Mit der Zweckmäßigkeit sieht es ebenfalls nicht gut aus, da mittlerweile nicht mehr bestritten wird, dass auch Geimpfte krank und ansteckend sein können. Der Zweck, eine Ansteckung im ÖPNV zu verhindern, könnte also nur erreicht werden, wenn alle Fahrgäste gleichermaßen getestet sein müssten. Wobei natürlich auch dann die oben erwähnten Probleme gelten – eine Benachteiligung all jener, die nicht neben einem Testzentrum wohnen, müsste vermieden werden.

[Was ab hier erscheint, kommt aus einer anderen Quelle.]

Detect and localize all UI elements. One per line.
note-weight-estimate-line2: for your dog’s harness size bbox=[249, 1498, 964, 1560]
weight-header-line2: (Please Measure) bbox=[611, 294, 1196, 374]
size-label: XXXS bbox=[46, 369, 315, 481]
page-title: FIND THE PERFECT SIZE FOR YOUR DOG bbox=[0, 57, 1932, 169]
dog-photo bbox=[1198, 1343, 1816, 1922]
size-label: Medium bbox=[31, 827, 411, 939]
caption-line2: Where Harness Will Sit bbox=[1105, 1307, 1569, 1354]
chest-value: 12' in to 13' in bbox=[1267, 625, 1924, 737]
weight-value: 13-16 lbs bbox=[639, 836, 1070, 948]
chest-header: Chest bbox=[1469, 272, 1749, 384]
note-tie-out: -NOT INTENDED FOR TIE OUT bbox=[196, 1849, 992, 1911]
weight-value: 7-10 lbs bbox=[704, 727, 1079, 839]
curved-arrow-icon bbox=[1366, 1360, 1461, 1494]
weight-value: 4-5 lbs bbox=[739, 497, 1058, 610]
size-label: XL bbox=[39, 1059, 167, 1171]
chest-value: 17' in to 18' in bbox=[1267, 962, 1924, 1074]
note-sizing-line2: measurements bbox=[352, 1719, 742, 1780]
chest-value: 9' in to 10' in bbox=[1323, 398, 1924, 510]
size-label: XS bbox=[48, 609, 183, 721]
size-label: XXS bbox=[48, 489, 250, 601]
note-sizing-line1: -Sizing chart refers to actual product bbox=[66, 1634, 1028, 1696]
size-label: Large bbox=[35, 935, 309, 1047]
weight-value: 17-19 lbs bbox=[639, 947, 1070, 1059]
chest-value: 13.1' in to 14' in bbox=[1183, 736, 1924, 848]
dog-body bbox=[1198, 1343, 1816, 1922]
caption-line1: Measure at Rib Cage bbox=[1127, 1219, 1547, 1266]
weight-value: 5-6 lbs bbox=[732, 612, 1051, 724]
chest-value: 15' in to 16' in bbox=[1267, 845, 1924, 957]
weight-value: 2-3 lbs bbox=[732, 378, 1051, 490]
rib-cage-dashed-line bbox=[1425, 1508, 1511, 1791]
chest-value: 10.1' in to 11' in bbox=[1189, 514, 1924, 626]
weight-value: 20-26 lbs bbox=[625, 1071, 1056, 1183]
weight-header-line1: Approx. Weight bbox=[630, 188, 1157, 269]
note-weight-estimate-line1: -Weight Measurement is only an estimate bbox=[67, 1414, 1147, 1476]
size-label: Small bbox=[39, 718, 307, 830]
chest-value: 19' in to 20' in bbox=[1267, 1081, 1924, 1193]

Beim letzten Kriterium, der Erforderlichkeit, sind wir wieder bei der Frage, ob es die verkündeten Engpässe in den Krankenhäusern tatsächlich gibt und was dafür verantwortlich ist. Aber da braucht man sich keine Sorgen zu machen: Die Wahrscheinlichkeit ist hoch, dass sich die Ampeltruppe demnächst noch auf eine Impfpflicht in Gesundheitsberufen einigt. Dann werden wir bald sehen und erleben, welche Folgen es hat, wenn plötzlich ein Teil des Pflegepersonals verschwindet. Die künftige Überlastung wäre selbst ohne Corona dauerhaft sichergestellt.

Man könnte fast meinen, in Berlin wollten sie ausprobieren, an welchem Punkt alles im Chaos versinkt. Und das Einzige, das noch Bedeutung besitzt, ist, vorher dafür zu sorgen, dass das Ergebnis nicht den Verursachern angelastet wird, indem man die Ungeimpften als Sündenbock markiert.

Was ohnehin die Hauptstrategie im Umgang mit all den Dingen zu sein scheint, die die deutsche Politik verbockt. So, wie jetzt schon feststeht, dass Probleme mit der Gasversorgung, sollten sie in diesem Winter eintreten, nicht die Folge der von der EU freigegebenen Spekulation mit Erdgas oder eigener geopolitischer Stümperei sind, sondern ganz sicher die Schuld Russlands. Für jeden Berliner Unfug wird ein Schuldiger gefunden, der nicht in Berlin an der Regierung sitzt. Das macht das Regieren wesentlich leichter, weil man sich das mühsame Nachdenken über die Folgen eigenen Handelns endlich schenken kann.

Eines jedenfalls haben die Ampler schon geschafft: Sie haben einen zusätzlichen Anreiz gesetzt, das Auto anstelle des ÖPNV zu nutzen. Nur im eigenen Fahrzeug entginge man der Testerei und käme sowohl zur Arbeit als auch zum Einkauf. Das ist zwar das Gegenteil dessen, was zumindest die Grünen immer zu wollen behaupten, aber Logik war ja noch nie so das ihre.